E.P.A. Pesticide Fact Sheet 

Name of Chemical:  Avermectin B1

Reason for Issuance:  Update - First Food Use (Cotton)

Date Issued:  May 1989

Fact Sheet Number:  89.1

                1. DESCRIPTION OF CHEMICAL

Generic Name:  Avermectin B1 [A mixture of avermectins containing > 80%
               avermectin B1a (5-0-dimethyl avermectin A1a) and < 20%
               avermectin B1b (5-0-demethyl-25-de(1-methylpropyl)-25-
               (1-methylethyl) avermectin A1a)]
Common Name:  None assigned

Trade Names:  Affirm, Agrimec, Avid, MK-936, Zephyr

Other Name:  Abamectin

EPA Shaughnessy Code:  0122804

Chemical Abstracts Service (CAS) Numbers:  65195-55-3 and

Year of Initial Registration:  1986

Pesticide Type:  Insecticide/Miticide

Chemical Family:  Avermectins (macrocylic lactones isolated from soil
                  organism Streptomyces avermitilis).

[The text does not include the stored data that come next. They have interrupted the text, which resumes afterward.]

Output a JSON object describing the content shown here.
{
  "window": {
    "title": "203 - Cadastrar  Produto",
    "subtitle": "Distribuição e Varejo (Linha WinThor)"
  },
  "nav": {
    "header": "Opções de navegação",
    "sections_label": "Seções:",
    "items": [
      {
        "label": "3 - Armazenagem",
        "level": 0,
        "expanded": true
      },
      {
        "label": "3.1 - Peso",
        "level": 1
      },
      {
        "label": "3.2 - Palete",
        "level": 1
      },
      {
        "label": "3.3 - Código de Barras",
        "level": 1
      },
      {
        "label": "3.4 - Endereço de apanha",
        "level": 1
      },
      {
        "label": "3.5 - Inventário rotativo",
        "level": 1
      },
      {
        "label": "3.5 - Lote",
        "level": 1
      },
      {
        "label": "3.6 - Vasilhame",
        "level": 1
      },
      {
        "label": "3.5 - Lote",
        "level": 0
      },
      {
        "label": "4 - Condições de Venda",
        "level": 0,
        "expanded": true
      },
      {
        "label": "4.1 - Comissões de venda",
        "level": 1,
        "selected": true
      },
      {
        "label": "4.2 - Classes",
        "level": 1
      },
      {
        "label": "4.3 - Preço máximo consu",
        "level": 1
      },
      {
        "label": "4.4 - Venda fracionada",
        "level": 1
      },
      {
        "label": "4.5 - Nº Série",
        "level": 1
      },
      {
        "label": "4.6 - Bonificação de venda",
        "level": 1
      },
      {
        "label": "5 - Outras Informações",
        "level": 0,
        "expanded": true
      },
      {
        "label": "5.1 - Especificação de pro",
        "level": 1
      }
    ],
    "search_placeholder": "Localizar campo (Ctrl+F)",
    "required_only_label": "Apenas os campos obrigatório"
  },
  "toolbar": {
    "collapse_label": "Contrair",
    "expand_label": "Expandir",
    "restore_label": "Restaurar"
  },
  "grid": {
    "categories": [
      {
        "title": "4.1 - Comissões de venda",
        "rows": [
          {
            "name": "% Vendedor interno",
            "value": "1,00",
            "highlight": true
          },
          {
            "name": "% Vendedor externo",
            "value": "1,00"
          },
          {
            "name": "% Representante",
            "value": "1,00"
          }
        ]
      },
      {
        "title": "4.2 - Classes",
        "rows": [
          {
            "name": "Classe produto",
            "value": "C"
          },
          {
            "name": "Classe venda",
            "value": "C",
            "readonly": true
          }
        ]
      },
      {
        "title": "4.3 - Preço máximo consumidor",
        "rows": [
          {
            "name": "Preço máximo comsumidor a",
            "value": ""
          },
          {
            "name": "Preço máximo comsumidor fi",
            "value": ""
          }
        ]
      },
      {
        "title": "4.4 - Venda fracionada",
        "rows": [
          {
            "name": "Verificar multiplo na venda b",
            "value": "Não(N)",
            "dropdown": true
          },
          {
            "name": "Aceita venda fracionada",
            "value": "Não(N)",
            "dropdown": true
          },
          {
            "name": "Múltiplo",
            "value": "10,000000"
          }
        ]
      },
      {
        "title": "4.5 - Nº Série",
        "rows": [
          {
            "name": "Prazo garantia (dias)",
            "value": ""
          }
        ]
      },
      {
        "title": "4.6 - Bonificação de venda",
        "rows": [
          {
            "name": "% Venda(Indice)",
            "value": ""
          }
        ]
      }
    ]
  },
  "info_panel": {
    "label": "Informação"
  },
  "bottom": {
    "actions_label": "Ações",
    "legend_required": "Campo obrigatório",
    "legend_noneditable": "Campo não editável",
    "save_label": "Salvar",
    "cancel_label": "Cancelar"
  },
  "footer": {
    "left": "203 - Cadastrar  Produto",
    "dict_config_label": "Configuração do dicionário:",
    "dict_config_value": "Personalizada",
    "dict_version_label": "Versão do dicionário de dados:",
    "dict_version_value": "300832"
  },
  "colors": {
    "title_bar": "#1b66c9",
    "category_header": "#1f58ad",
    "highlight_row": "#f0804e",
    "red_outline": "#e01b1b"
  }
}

U.S. Producers:  Merck and Co., Inc.


Application Sites
     Control of imported fire ants on turf, lawns, and other non-crop 
areas; control of mites and other insects on shadehouse, greenhouse, ant 
field-grown flowers, foliage plants, and other ornamentals, and on 

Type of Formulations
     0.011% insecticide bait, 2.0% Spray (0.15% EC), 70% technical.

Method of Application
     Bait broadcast (ground or air application) and individual mound to 
mound treatment (fire ants).  Foliar spray (ground application) mixed 
with water for use on field grown flowers, foliage plants and 
ornamentals.  Foliar spray (ground or air application) mixed with water 
for use on cotton.

Rates of Application
     For Fire Ants - Use rate is 50mg active ingredient (ai) per acre 
(1 pound (lb) product/acre); 
     For Field Grown Flowers and Ornamentals - use rate is 0.005 to 0.01 
lb ai/acre (4 to 8 oz product/acre); 
     For Cotton - Use rate is 0.01 to 0.02 lb ai/acre (8 to 16 oz 
product/acre) and 3 applications per season.

Usual Carriers:  Pregelled defatted corn grit carrier and water.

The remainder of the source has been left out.